En 1956, il est le photographe de plateau du film qui va révéler Brigitte Bardot au monde entier et en faire un mythe, Et Dieu… Créa la Femme, premier film de Roger Vadim.
En 1959, Léo, grâce à sa maîtrise de plusieurs langues étrangères, participe à la première coproduction franco-russe : Normandie Niémen de Jean Dréville,  tournage qui durera plus de huit mois. Il revient avec l’un des premiers reportages photo sur l’URSS.

Au cours des années soixante, Léo Mirkine enrichie encore son travail artistique. Il ajoute alors une recherche esthétique sur les nus féminins à son parcours de photographe. Dans le prolongement de sa formation des Beaux Arts, travailler sur les nus était une étape naturelle. Il travaille alors la lumière et le jeu de la création scénique, valorisant la femme avec pudeur et délicatesse. C’est dans son atelier de Nice et dans des décors extérieurs qu’il va s’adonner à cette recherche.
En 1952, sur le tournage de Fanfan La Tulipe, Léo est rejoint et épaulé par son fils. Sur les traces de son père, Yves va ainsi contribuer à élargir la participation Mirkine au 7ème art en devenant le photographe de plateau de quelques célèbres réalisations françaises comme Le Comte de Monte Cristo  de Claude Autant-Lara ou La Scoumoune  de José Giovanni avec Jean-Paul Belmondo. Mirkine se conjugue désormais au pluriel.
En 1959, Jean Cocteau décide de réaliser le film qui deviendra le chef d’œuvre que l’on connaît, Le Testament d’Orphée. Ayant déjà travaillé ensemble et connaissant le talent des Mirkine, c’est tout naturellement que Cocteau fait alors appel à Yves.
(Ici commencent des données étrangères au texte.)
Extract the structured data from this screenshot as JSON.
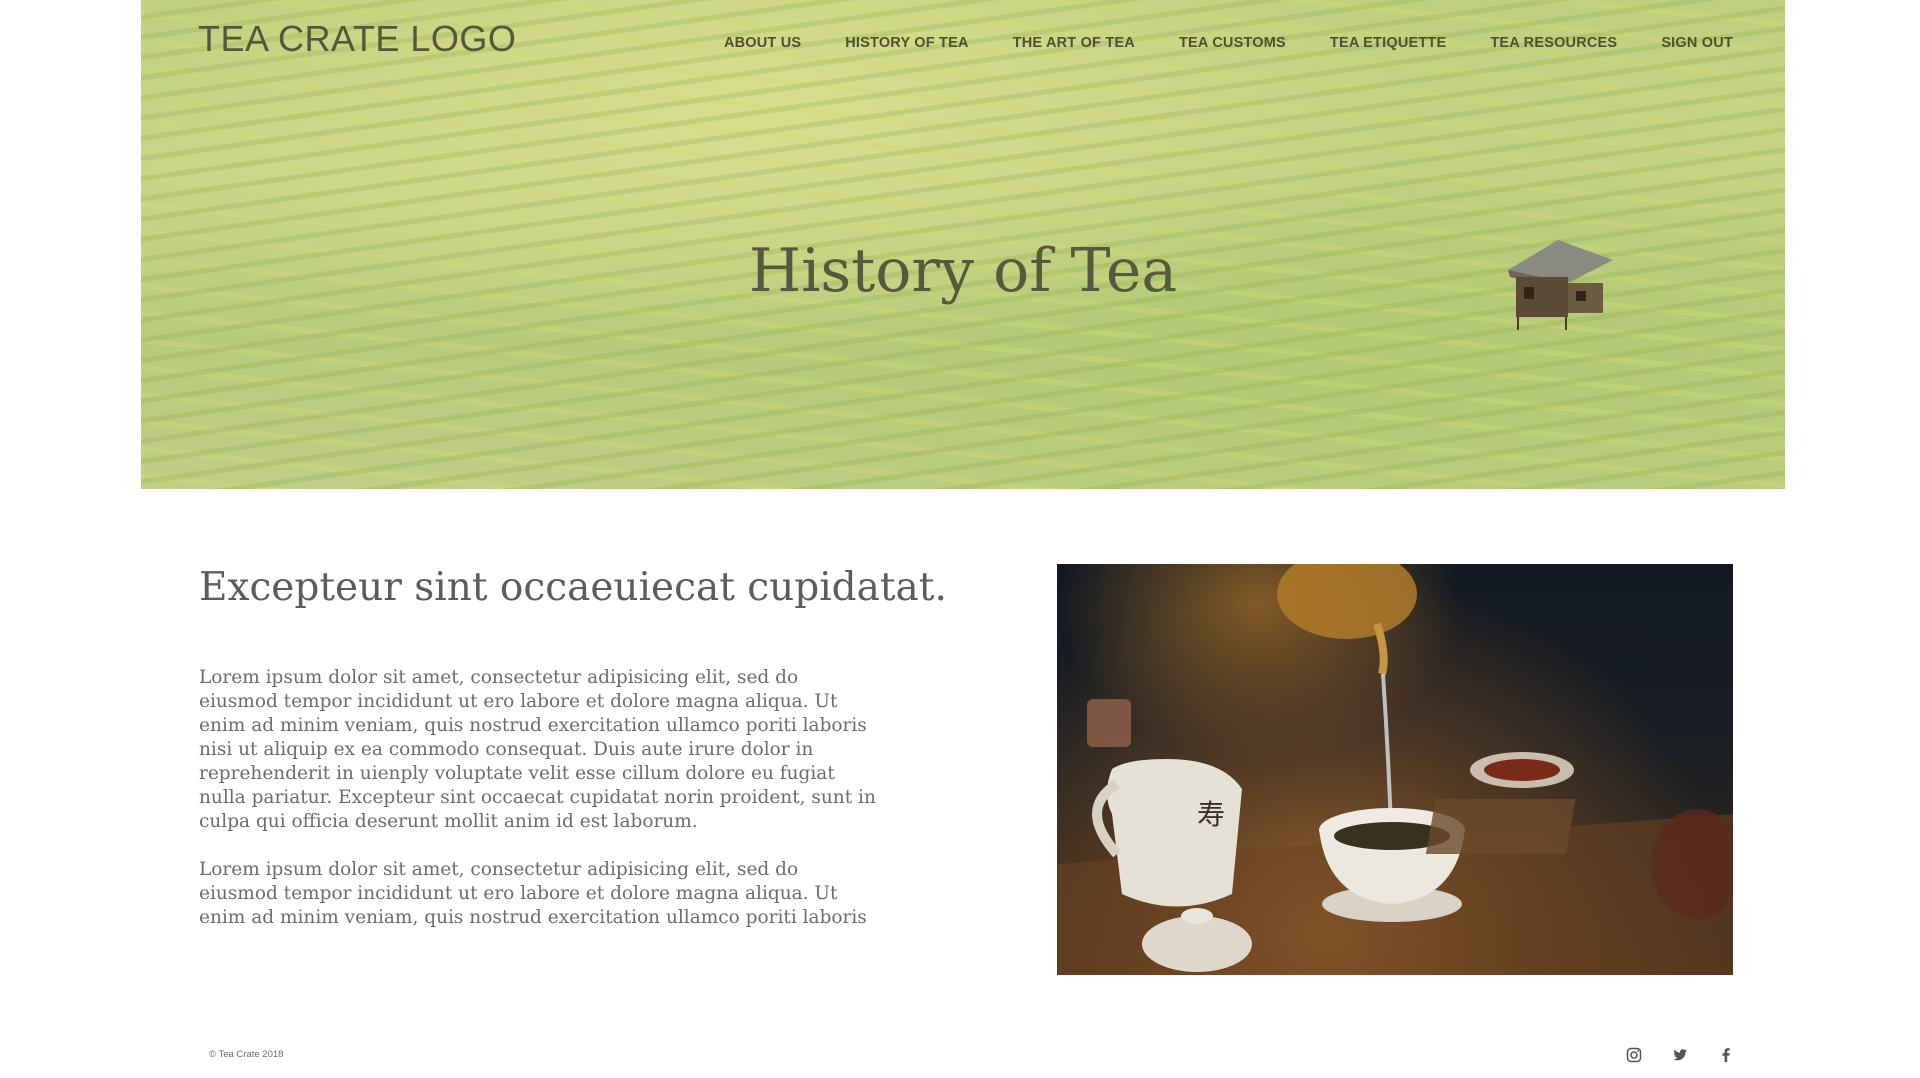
{
  "header": {
    "logo_text": "TEA CRATE LOGO",
    "nav": [
      {
        "label": "ABOUT US"
      },
      {
        "label": "HISTORY OF TEA"
      },
      {
        "label": "THE ART OF TEA"
      },
      {
        "label": "TEA CUSTOMS"
      },
      {
        "label": "TEA ETIQUETTE"
      },
      {
        "label": "TEA RESOURCES"
      },
      {
        "label": "SIGN OUT"
      }
    ]
  },
  "hero": {
    "title": "History of Tea"
  },
  "content": {
    "heading": "Excepteur sint occaeuiecat cupidatat.",
    "paragraphs": [
      "Lorem ipsum dolor sit amet, consectetur adipisicing elit, sed do eiusmod tempor incididunt ut ero labore et dolore magna aliqua. Ut enim ad minim veniam, quis nostrud exercitation ullamco poriti laboris nisi ut aliquip ex ea commodo consequat. Duis aute irure dolor in reprehenderit in uienply voluptate velit esse cillum dolore eu fugiat nulla pariatur. Excepteur sint occaecat cupidatat norin proident, sunt in culpa qui officia deserunt mollit anim id est laborum.",
      "Lorem ipsum dolor sit amet, consectetur adipisicing elit, sed do eiusmod tempor incididunt ut ero labore et dolore magna aliqua. Ut enim ad minim veniam, quis nostrud exercitation ullamco poriti laboris nisi ut aliquip ex ea"
    ]
  },
  "footer": {
    "copyright": "© Tea Crate 2018",
    "social": [
      "instagram-icon",
      "twitter-icon",
      "facebook-icon"
    ]
  },
  "colors": {
    "text_dark": "#55563a",
    "body_text": "#6a6d6f",
    "heading_text": "#5a5d60"
  }
}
Tout ici : http://www.mirkine.com/biographie-933-fr.html

Dès 1965 Yves tourne progressivement le dos au Rollei familial.  Fidèle compagnon de Georges Lautner notamment, il met son savoir faire au service de la caméra.
A partir de 1946, Léo se retrouve sur les marches du palais du Festival du Film à Cannes, bientôt rejoint par Yves.
Les grandes années Cannes sont celles des grandes années Mirkine.
Tous les magazines se disputent leurs clichés, les majors américaines leur donnent libre accès à leurs stars. Aucune ne résiste à leur talent, à une confiance souvent née et entretenue sur les plateaux de tournage, à la sympathie qu’ils dégagent. C’est cette complicité singulière qui donne à leurs images un regard particulier. Sur les photographies Mirkine, les stars apparaissent disponibles, en confiance avec une volonté de partager, une envie de faire plaisir.
Très vite, parmi le service d'ordre, les curieux et les invités, le père et le fils travaillent coude à coude.  Ainsi, Paris-Match, Jours de France, Cinémonde et Ciné Revue les publient régulièrement. Les grandes compagnies américaines de cinéma - Artistes Associés, Century Fox, Columbia et Warner Bros - achètent les photos Mirkine.

Autonomes grâce à leur laboratoire de Nice et animés par leur volonté d'indépendance, ils développent eux mêmes films et épreuves (comme en témoignent de nombreux vintages en parfait état aujourd’hui encore).
Sans smoking ni nœud papillon, Mirkine, fidèle à son appareil Rollei, reste toujours en retrait de la meute photographique et décide, à soixante et onze ans, de couvrir son dernier festival, complétant ainsi les quelques 120 000 négatifs déjà réalisés.

Au cours de leur longue carrière, les Mirkine auront suivi en conscience ou instinctivement leur credo artistique : « Se trouver avant les autres au bon endroit, et deviner que ce qui semble aujourd’hui sans importance sera demain de l’histoire ».